RANGOON — Prominent public figures on Thursday denounced a violent police crackdown on protesting students this week in Letpadan, Pegu Division, at a solidarity event in Rangoon organized by the Free Funeral Service Society (FFSS) and attended by hundreds.
Student leader Min Ko Naing from the 88 Generation Peace and Open Society; Rangoon parliamentarian Nyo Nyo Thin, FFSS founder Kyaw Thu; famous writers Sein Win (Pa D Gone) and Tharrawaddy San San Nweh; and members of the National Network for Education Reform (NNER) were among those directing the latest criticism toward the government’s forcible dispersal of the demonstration and detention of 127 activists.
At a meeting hall packed to the point that some would-be attendees were left standing outside, Rangoon Division parliament lawmaker Nyo Nyo Thin said the government should apologize to the public and students who have been advocating education reform for months.
“The government, which has vowed to be held accountable to the public, frequently [perpetrates] violence against the students and the public, and must apologize and pay its debt to the students and public,” she told an audience at times raptly silent and alternately raucous in its support of the speakers’ remarks.
About 200 student protestors seeking to complete a march from Letpadan to Rangoon were beaten with police batons on Tuesday afternoon, ending a tense weeklong standoff with authorities. Dozens were injured and 127 people were detained, at least 15 of whom were released on Thursday.
Kyaw Thu’s FFSS was at the scene of the Letpadan protest and provided ambulances for several of the students injured in the chaos.
Student leader Min Ko Naing condemned the violent crackdown on the students, and said that societal stakeholders would need to come together to face the many difficult challenges and changes in store for Burma this year.

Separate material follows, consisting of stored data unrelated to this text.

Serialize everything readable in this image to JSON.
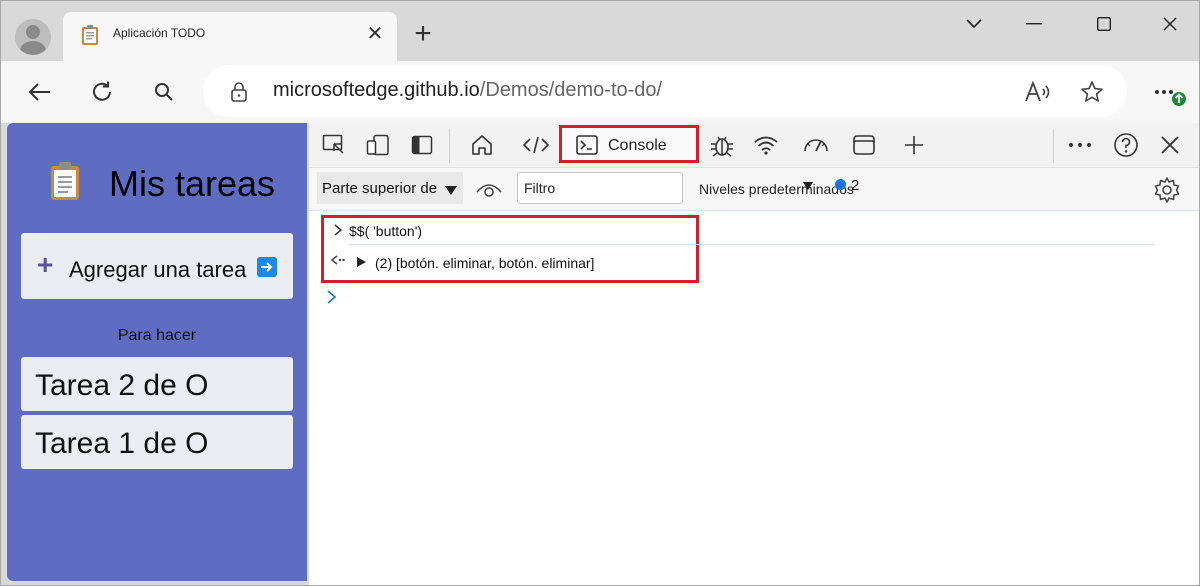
{
  "browser": {
    "tab": {
      "title": "Aplicación TODO",
      "close_glyph": "✕",
      "icon": "clipboard-icon"
    },
    "new_tab_glyph": "+",
    "url": {
      "host": "microsoftedge.github.io",
      "path": "/Demos/demo-to-do/"
    },
    "icons": {
      "back": "back-arrow-icon",
      "refresh": "refresh-icon",
      "search": "search-icon",
      "lock": "lock-icon",
      "read_aloud": "read-aloud-icon",
      "favorite": "star-icon",
      "more": "more-icon"
    }
  },
  "app": {
    "title": "Mis tareas",
    "add_button": {
      "plus": "+",
      "label": "Agregar una tarea"
    },
    "section_label": "Para hacer",
    "tasks": [
      {
        "label": "Tarea 2 de O"
      },
      {
        "label": "Tarea 1 de O"
      }
    ],
    "colors": {
      "background": "#5e6dc2",
      "card": "#ececf3"
    }
  },
  "devtools": {
    "console_tab_label": "Console",
    "context_selector": "Parte superior de",
    "filter": {
      "value": "Filtro"
    },
    "levels_label": "Niveles predeterminados",
    "issues_count": "2",
    "console": {
      "lines": [
        {
          "text": "$$( 'button')"
        },
        {
          "text": "(2) [botón. eliminar, botón. eliminar]"
        }
      ]
    },
    "highlight_color": "#d21f2b"
  }
}
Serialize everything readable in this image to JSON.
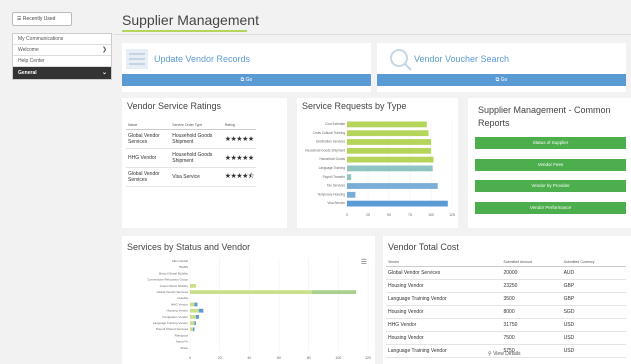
{
  "sidebar": {
    "recently_used": "Recently Used",
    "items": [
      {
        "label": "My Communications"
      },
      {
        "label": "Welcome"
      },
      {
        "label": "Help Center"
      },
      {
        "label": "General"
      }
    ]
  },
  "page": {
    "title": "Supplier Management"
  },
  "tiles": [
    {
      "title": "Update Vendor Records",
      "go": "Go"
    },
    {
      "title": "Vendor Voucher Search",
      "go": "Go"
    }
  ],
  "ratings": {
    "title": "Vendor Service Ratings",
    "headers": [
      "Name",
      "Service Order Type",
      "Rating"
    ],
    "rows": [
      {
        "name": "Global Vendor Services",
        "type": "Household Goods Shipment",
        "rating": 5
      },
      {
        "name": "HHG Vendor",
        "type": "Household Goods Shipment",
        "rating": 5
      },
      {
        "name": "Global Vendor Services",
        "type": "Visa Service",
        "rating": 4.5
      }
    ]
  },
  "requests": {
    "title": "Service Requests by Type",
    "chart_data": {
      "type": "bar",
      "orientation": "horizontal",
      "categories": [
        "Cost Estimate",
        "Cross Cultural Training",
        "Destination Services",
        "Household Goods Shipment",
        "Household Goods",
        "Language Training",
        "Payroll Transfer",
        "Tax Services",
        "Temporary Housing",
        "Visa Service"
      ],
      "values": [
        95,
        97,
        100,
        100,
        103,
        102,
        5,
        108,
        10,
        120
      ],
      "colors": [
        "#b5d45a",
        "#b5d45a",
        "#b5d45a",
        "#b5d45a",
        "#b5d45a",
        "#8fc4c0",
        "#8fc4c0",
        "#7aaed6",
        "#7aaed6",
        "#5b9bd5"
      ],
      "xticks": [
        "0",
        "25",
        "50",
        "75",
        "100",
        "125"
      ],
      "xlim": [
        0,
        125
      ]
    }
  },
  "common_reports": {
    "title": "Supplier Management - Common Reports",
    "buttons": [
      "Status of Supplier",
      "Vendor Fees",
      "Vendor by Provider",
      "Vendor Performance"
    ]
  },
  "status": {
    "title": "Services by Status and Vendor",
    "chart_data": {
      "type": "bar",
      "orientation": "horizontal",
      "stacked": true,
      "categories": [
        "Allen Global",
        "BGRS",
        "Bristol Global Mobility",
        "Cornerstone Relocation Group",
        "Crown World Mobility",
        "Global Vendor Services",
        "Graebel",
        "HHG Vendor",
        "Housing Vendor",
        "Immigration Vendor",
        "Language Training Vendor",
        "Payroll Shared Services",
        "Relocpool",
        "Santa Fe",
        "Sirelo"
      ],
      "series": [
        {
          "values": [
            0,
            0,
            0,
            0,
            4,
            82,
            0,
            3,
            6,
            4,
            3,
            2,
            0,
            0,
            0
          ],
          "color": "#c9e08a"
        },
        {
          "values": [
            0,
            0,
            0,
            0,
            0,
            30,
            0,
            0,
            0,
            0,
            0,
            0,
            0,
            0,
            0
          ],
          "color": "#a9d08e"
        },
        {
          "values": [
            0,
            0,
            0,
            0,
            0,
            0,
            0,
            2,
            3,
            2,
            1,
            1,
            0,
            0,
            0
          ],
          "color": "#5b9bd5"
        }
      ],
      "xticks": [
        "0",
        "20",
        "40",
        "60",
        "80",
        "100",
        "120"
      ],
      "xlim": [
        0,
        120
      ],
      "menu_icon": "hamburger-icon"
    }
  },
  "total_cost": {
    "title": "Vendor Total Cost",
    "headers": [
      "Vendor",
      "Submitted Amount",
      "Submitted Currency"
    ],
    "rows": [
      [
        "Global Vendor Services",
        "20000",
        "AUD"
      ],
      [
        "Housing Vendor",
        "23250",
        "GBP"
      ],
      [
        "Language Training Vendor",
        "3500",
        "GBP"
      ],
      [
        "Housing Vendor",
        "8000",
        "SGD"
      ],
      [
        "HHG Vendor",
        "31750",
        "USD"
      ],
      [
        "Housing Vendor",
        "7500",
        "USD"
      ],
      [
        "Language Training Vendor",
        "5750",
        "USD"
      ]
    ],
    "view_details": "View Details"
  }
}
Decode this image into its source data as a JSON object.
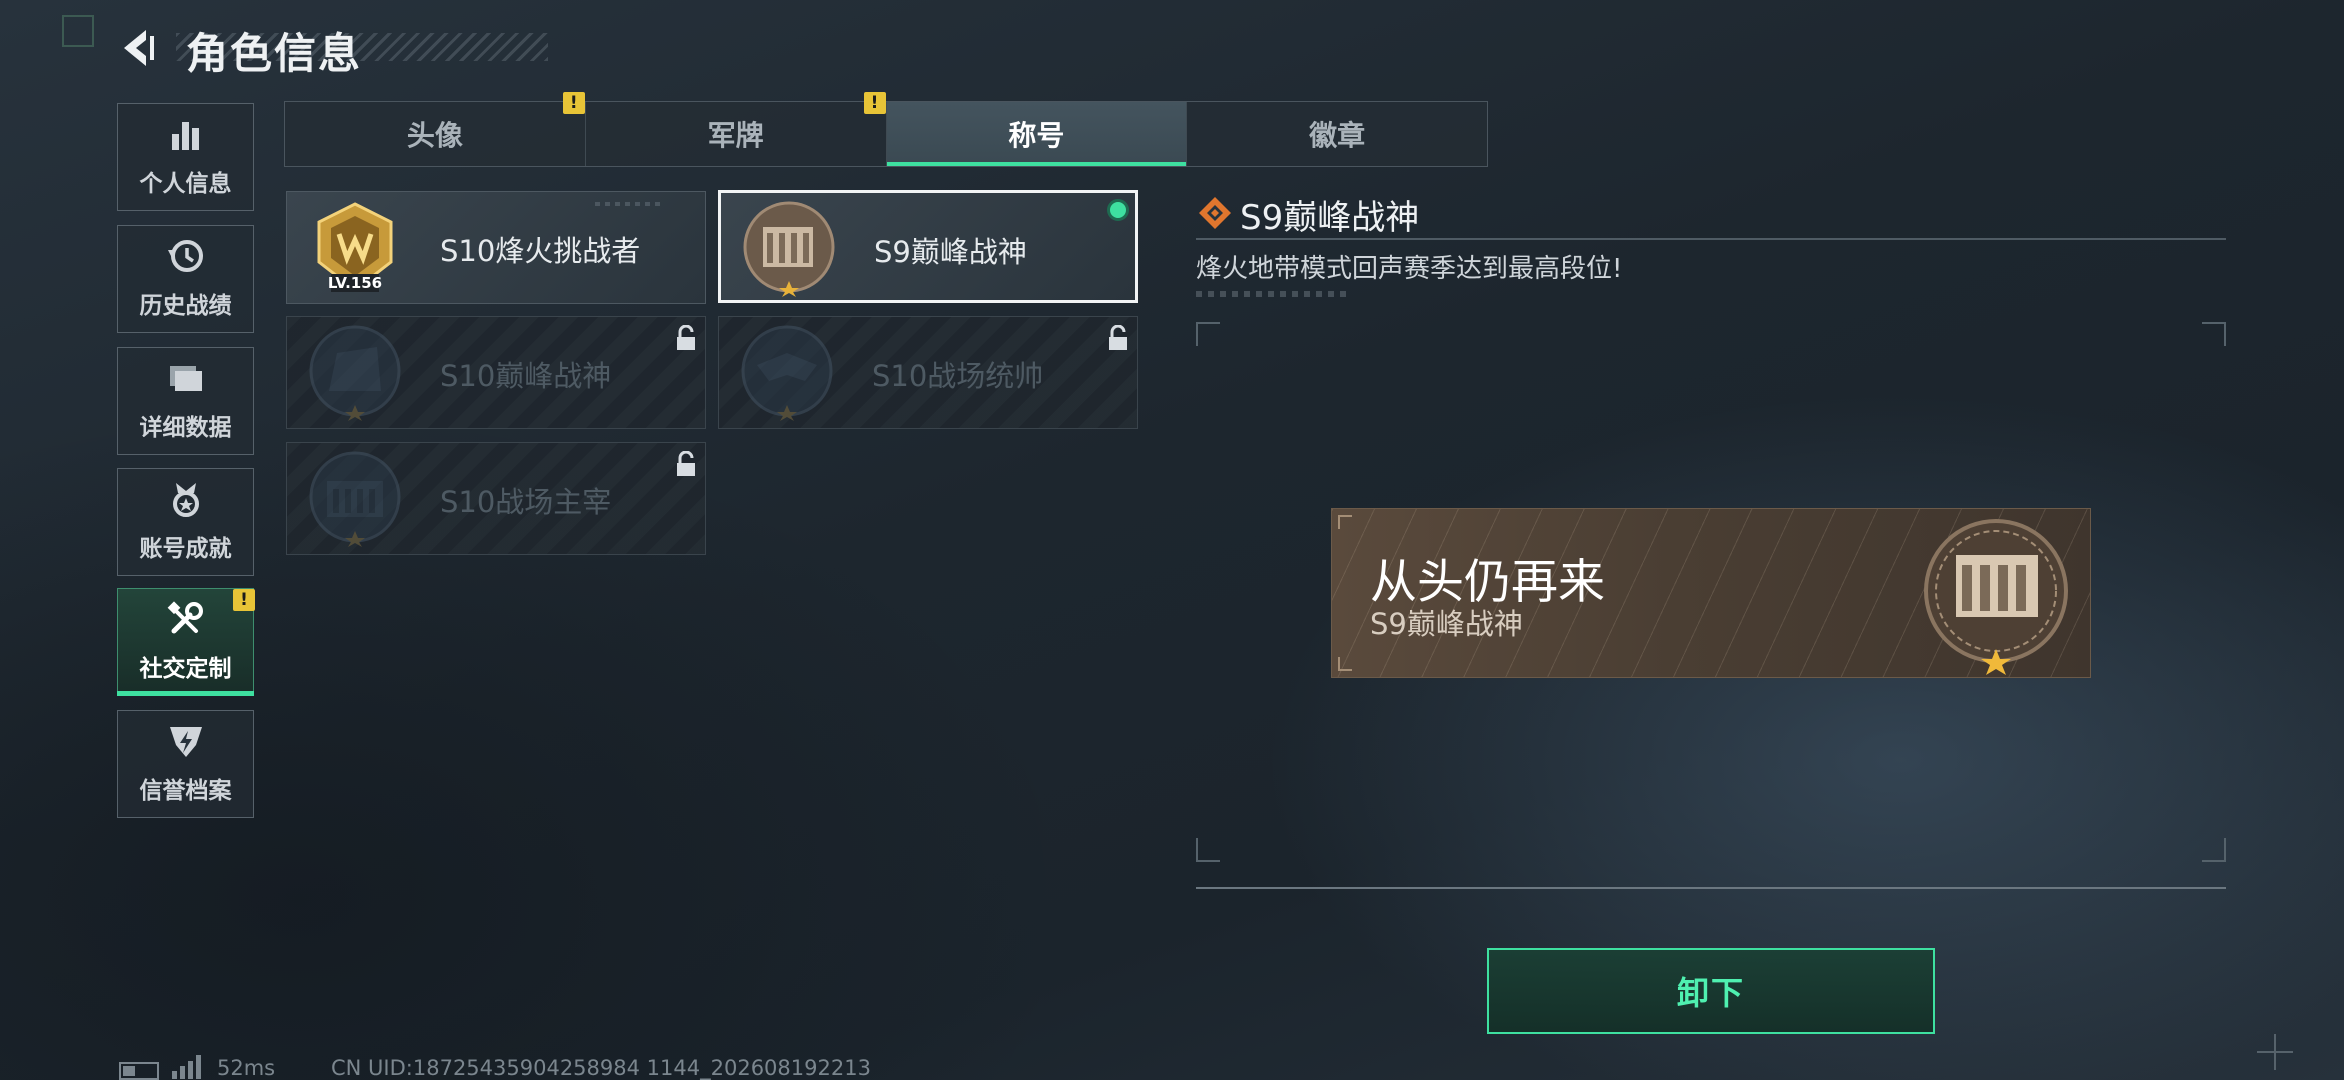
{
  "header": {
    "title": "角色信息"
  },
  "sidebar": {
    "items": [
      {
        "label": "个人信息",
        "icon": "bar-chart-icon"
      },
      {
        "label": "历史战绩",
        "icon": "history-icon"
      },
      {
        "label": "详细数据",
        "icon": "folder-icon"
      },
      {
        "label": "账号成就",
        "icon": "medal-icon"
      },
      {
        "label": "社交定制",
        "icon": "tools-icon",
        "active": true,
        "alert": "!"
      },
      {
        "label": "信誉档案",
        "icon": "shield-bolt-icon"
      }
    ]
  },
  "tabs": [
    {
      "label": "头像",
      "alert": "!"
    },
    {
      "label": "军牌",
      "alert": "!"
    },
    {
      "label": "称号",
      "active": true
    },
    {
      "label": "徽章"
    }
  ],
  "titles": [
    {
      "name": "S10烽火挑战者",
      "emblem_text": "LV.156",
      "locked": false
    },
    {
      "name": "S9巅峰战神",
      "locked": false,
      "selected": true,
      "equipped": true
    },
    {
      "name": "S10巅峰战神",
      "locked": true
    },
    {
      "name": "S10战场统帅",
      "locked": true
    },
    {
      "name": "S10战场主宰",
      "locked": true
    }
  ],
  "detail": {
    "title": "S9巅峰战神",
    "description": "烽火地带模式回声赛季达到最高段位!",
    "nameplate": {
      "main": "从头仍再来",
      "sub": "S9巅峰战神"
    },
    "action_label": "卸下"
  },
  "status": {
    "ping": "52ms",
    "uid": "CN UID:18725435904258984 1144_202608192213"
  },
  "colors": {
    "accent": "#3ee0a0",
    "alert": "#e8c437",
    "nameplate": "#4a3e33"
  }
}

The writer Tharyarwady San San Nwat said: “Whatever the truth be, in the face many depredations, the truth will prevail. Facing severe depredations, the students have prevailed.”
Protest singer Mun Awng performed a song composed for the student protest movement that the audience soon joined in singing. It proved an emotional rallying cry for those in attendance, with the hall growing even more crowded as the tune prompted people outside to wedge their way into the venue.
In a somber moment before the roster of speakers took the stage, attendees observed a minute of silence for students and other victims of the crackdown. Students and activists inaugurated a one-week campaign at the rally in which participants will wear stickers featuring a black background offset by a red fist and the phrase “The students are victorious.”
Ashin Sandar Dika, one of Burma’s most revered monks, sent a letter to the event that Kyaw Thu from FFSS read to the crowd.
“Like the former monk who rarely changes his behavior, this violent crackdown bears witness: Ex-dictators have not changed their behavior,” the monk wrote.